Introduction In Note 1 (C. Mätzler, A sandwich model for radiometry of snow slabs, April 11, 1996) it was shown how the internal reflectivity r and transmissivity t are related to the measured brightness temperatures, assuming additional reflectivities at the upper and lower interface of the slab. The present note is dedicated to the question of modeling a natural snowpack with the data found from Weise's Thesis, e.g. how we can determine the e, r, and t for a variable snowpack thickness, and also how we can treat the variable temperature inside the pack. If we can answer these questions we may be able to relate the snow-structure information of Weise's samples to predict the microwave emission of any given snowcover. For this purpose we have to develop the links between the r and t of Weise's samples on the one hand, and the internal scattering and absorption coefficients on the other. In addition the approach has to be concerned with the question of how to deal with the total reflection occurring for radiation approaching the snow boundary from inside the pack at certain angles. This trapped radiation can have an influence on the observable brightness temperature. The model is a simplified radiative transfer model, reducing the radiation directions to 6 fluxes streaming along and against the 3 principal axes of the slab. It will be shown that in case of a plane-parallel slab the model reduces to the well-known Two-Flux Model, however, the absorption and scattering coefficients, being functions of the 6-flux parameters. The horizontal fluxes represent the trapped radiation, and the vertical fluxes represent the radiation, which interacts with the space above the snowpack. Considering the Two-Flux Model alone would not allow including the trapping effect. Scattering by angles near 90 degrees causes a coupling between the vertical and the horizontal fluxes. For the 2-Flux Model there exist analytical solutions, and since the 6-Flux Parameters can be related to the internal scattering and absorption coefficient, it is possible to give analytical expressions for the brightness temperature for simulated snowpacks of any depth and composition using scattering and absorption coefficients determined from Weise's data.

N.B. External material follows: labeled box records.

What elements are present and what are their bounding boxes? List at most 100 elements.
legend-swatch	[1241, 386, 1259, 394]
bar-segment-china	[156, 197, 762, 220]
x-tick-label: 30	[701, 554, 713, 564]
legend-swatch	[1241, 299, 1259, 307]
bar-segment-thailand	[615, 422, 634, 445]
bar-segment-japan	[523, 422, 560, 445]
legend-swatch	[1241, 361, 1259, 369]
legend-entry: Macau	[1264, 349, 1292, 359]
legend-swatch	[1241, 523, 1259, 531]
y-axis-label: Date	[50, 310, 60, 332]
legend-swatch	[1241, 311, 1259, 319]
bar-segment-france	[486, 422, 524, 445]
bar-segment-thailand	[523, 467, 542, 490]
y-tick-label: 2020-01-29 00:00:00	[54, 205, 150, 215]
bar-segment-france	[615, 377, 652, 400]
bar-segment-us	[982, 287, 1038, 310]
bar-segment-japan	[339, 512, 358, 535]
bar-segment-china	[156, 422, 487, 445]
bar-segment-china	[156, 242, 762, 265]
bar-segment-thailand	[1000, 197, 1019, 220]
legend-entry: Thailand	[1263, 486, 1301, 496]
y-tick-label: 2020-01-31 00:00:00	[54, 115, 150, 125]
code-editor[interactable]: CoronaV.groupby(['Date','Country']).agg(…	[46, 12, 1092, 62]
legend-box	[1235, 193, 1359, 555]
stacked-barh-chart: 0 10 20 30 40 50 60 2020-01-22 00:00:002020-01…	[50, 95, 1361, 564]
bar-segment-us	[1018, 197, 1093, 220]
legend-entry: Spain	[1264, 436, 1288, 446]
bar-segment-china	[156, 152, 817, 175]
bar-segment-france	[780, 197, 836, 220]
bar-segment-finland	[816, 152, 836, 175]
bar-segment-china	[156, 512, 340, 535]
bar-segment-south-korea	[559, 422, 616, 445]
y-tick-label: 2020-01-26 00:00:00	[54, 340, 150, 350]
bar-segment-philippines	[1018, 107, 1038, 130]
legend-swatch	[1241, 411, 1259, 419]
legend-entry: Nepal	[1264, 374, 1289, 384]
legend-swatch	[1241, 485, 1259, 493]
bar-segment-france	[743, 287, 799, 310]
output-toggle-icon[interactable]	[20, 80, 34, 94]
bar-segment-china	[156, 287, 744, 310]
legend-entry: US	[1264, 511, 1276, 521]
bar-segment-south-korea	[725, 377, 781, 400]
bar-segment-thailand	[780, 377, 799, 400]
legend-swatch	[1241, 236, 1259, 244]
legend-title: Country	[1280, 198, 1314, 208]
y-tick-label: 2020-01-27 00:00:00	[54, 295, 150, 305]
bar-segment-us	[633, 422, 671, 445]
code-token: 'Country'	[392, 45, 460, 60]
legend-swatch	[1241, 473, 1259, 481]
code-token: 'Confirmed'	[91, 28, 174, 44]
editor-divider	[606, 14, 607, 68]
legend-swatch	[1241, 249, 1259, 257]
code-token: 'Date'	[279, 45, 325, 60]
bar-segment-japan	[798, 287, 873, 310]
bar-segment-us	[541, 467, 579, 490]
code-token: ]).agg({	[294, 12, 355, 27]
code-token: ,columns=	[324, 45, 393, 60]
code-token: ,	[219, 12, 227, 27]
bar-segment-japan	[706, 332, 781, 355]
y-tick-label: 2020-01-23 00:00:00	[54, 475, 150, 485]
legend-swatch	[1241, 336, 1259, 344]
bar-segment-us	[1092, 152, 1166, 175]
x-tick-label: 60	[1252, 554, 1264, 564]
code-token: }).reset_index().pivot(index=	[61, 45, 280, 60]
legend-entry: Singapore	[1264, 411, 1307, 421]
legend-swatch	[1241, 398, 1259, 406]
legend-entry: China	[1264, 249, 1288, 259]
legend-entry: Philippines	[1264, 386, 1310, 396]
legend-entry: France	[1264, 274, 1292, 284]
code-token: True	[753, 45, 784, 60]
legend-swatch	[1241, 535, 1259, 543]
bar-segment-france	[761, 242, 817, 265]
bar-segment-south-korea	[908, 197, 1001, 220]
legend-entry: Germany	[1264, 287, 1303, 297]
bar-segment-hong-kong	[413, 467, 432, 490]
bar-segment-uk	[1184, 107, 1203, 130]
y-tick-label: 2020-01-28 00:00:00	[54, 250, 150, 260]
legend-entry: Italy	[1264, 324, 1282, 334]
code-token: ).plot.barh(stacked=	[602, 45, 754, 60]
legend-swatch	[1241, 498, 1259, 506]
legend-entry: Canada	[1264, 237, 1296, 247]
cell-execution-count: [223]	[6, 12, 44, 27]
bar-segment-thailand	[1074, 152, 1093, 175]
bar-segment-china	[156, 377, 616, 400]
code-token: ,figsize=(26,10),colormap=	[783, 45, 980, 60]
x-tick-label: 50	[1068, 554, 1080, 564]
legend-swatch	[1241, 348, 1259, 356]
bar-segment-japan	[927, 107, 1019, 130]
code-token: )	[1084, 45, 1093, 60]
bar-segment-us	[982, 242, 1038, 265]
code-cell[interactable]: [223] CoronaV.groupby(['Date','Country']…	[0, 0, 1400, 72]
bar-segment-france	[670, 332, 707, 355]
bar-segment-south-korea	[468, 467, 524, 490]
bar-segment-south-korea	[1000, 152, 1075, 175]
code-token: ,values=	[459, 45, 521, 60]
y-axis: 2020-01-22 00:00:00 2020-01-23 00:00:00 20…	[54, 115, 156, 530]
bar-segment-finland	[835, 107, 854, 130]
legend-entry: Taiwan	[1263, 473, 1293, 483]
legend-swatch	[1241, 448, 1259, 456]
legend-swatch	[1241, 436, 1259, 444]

The model Consider a plane-parallel snow medium with internal emissivity, e, transmissivity, t, and reflectivity, r, at any given frequency, incidence angle 0 and polarization. It is recalled that e+r+t=1

(1)

How the effects of reflection at the interfaces have to be eliminated is the topic of Note 1. Here we consider the radiation propagating in a given direction to belong to one of 6 fluxes. Since the fluxes are proportional to the brightness temperatures Ti of the corresponding radiation, we describe the fluxes by the six brightness temperatures T1 to T6 (s. Figure 1). z=d

z=0

--------------------------------------------------------------------------T1 z T4 T3 T6 T5 T2 y----------------------------------------------------------------------- x

Figure 1: The 6 fluxes of radiation inside the snow slab.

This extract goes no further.